Regulation & Policy

Remdesivir has become the first antiviral drug to be approved to treat coronavirus disease 2019 (COVID-19) in the US after showing promising results in a randomised, controlled trial of 1,063 patients sponsored by the US National Institute of Allergy and Infectious Diseases (NIAID). On 1 May, two days after the trial results were announced, the Food and Drug Administration issued an emergency use authorisation for the drug enabling it to be used for adults and children hospitalised with severe disease.

A partnership that brings together industry, pharmaceutical regulators and the US National Institutes of Health (NIH) is being created to speed up the development of therapies and vaccines for COVID-19. The planned alliance is the work of the NIH and its sister foundation, the Foundation for the NIH.

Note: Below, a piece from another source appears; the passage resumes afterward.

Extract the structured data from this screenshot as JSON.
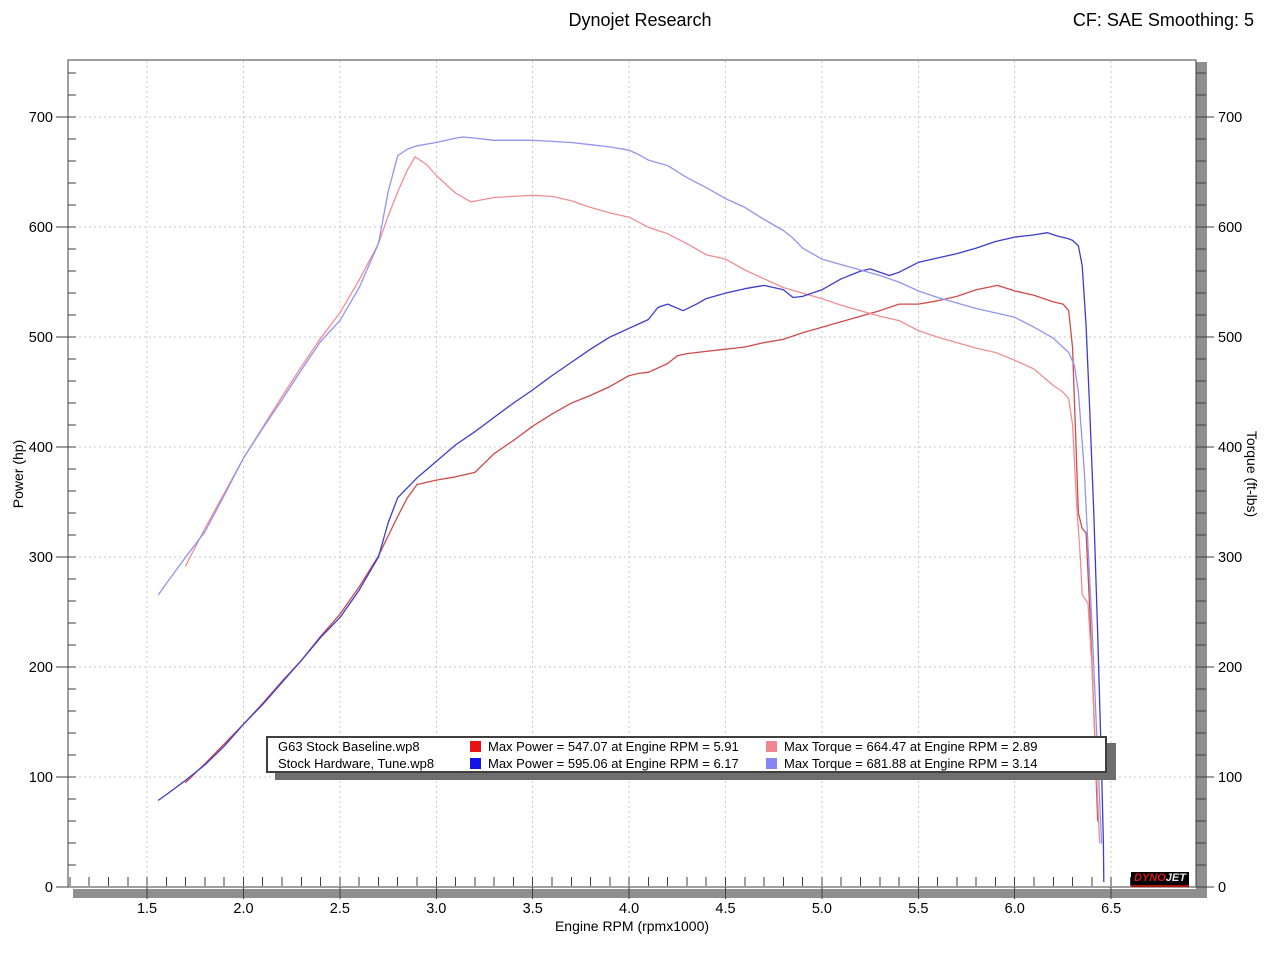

Roche has announced plans to launch a new serology test to detect protective antibodies in people who have been exposed to the SARS-CoV-2 virus. The test is expected to be available by early May in countries that recognise the CE registration mark. The company is also applying to the US Food and Drug Administration to get emergency use authorisation for the US market.

The US Food and Drug Administration has reported positive results from a clinical investigation of synthetic swaps that might be used at the front of the nose to test for the presence of the SARS-CoV-2 virus in the general population. The swabs have been tested by a collaboration that includes the FDA; the Bill & Melinda Gates Foundation, the insurer UnitedHealth Group; and the contract research organisation Quantigen LLC. The diagnostic is a polyester-based swab developed by US Cotton, which manufactures cotton swabs.

The US Food and Drug Administration has approved a new therapy for adults and adolescents with haemophilia who do not respond to blood clotting factor replacement treatments because of neutralising antibodies.The new therapy, Sevenfact, is a recombinant factor VIIa treatment whose active ingredient has been obtained from genetically engineered rabbits. Factor VIIa is a recognised bypassing agent for patients with inhibitors to treatments for haemophilia A and B.

The US Food and Drug Administration has asked for the immediate removal from the market of ranitidine medicines, some of which are sold under the trade name Zantac, owing to the presence of an impurity which may cause cancer. The FDA decision was announced on 1 April and follows an investigation that started in September 2019. The impurity is called N-Nitrosodimethylamine (NDMA) which is a known environmental contaminant found in water and foods. At low levels it is not considered dangerous.

Johnson & Johnson Inc has announced the selection of a lead vaccine candidate to test against COVID-19, the disease caused by the coronavirus SARS-CoV-2. It intends to start clinical studies by September at the latest. The first batches of the vaccine could be available for emergency use authorisation by early 2021, the company announced on 30 March.

The Zolgensma gene therapy for spinal muscular atrophy, which was approved by the US Food and Drug Administration in May 2019, has now received a positive review by the European Medicines Agency. Pending approval by the European Commission, it is expected to be available to treat babies and young children across the EU soon. Spinal muscular atrophy is a rare and often fatal genetic disease that causes muscle weakness and progressive loss of movement.

Pharmaceutical regulators from 17 countries have agreed in principle on the criteria that must be met before developers of candidate vaccines for the coronavirus SARS-CoV-2 start human trials. The officials held a virtual meeting on 18 March, and a summary of their conclusions was released by the European Medicines Agency on 24 March.

The European Medicines Agency has issued a statement urging the research community to give priority to large randomised controlled studies when investigating potential treatments for COVID-19 and to include all EU countries in these trials.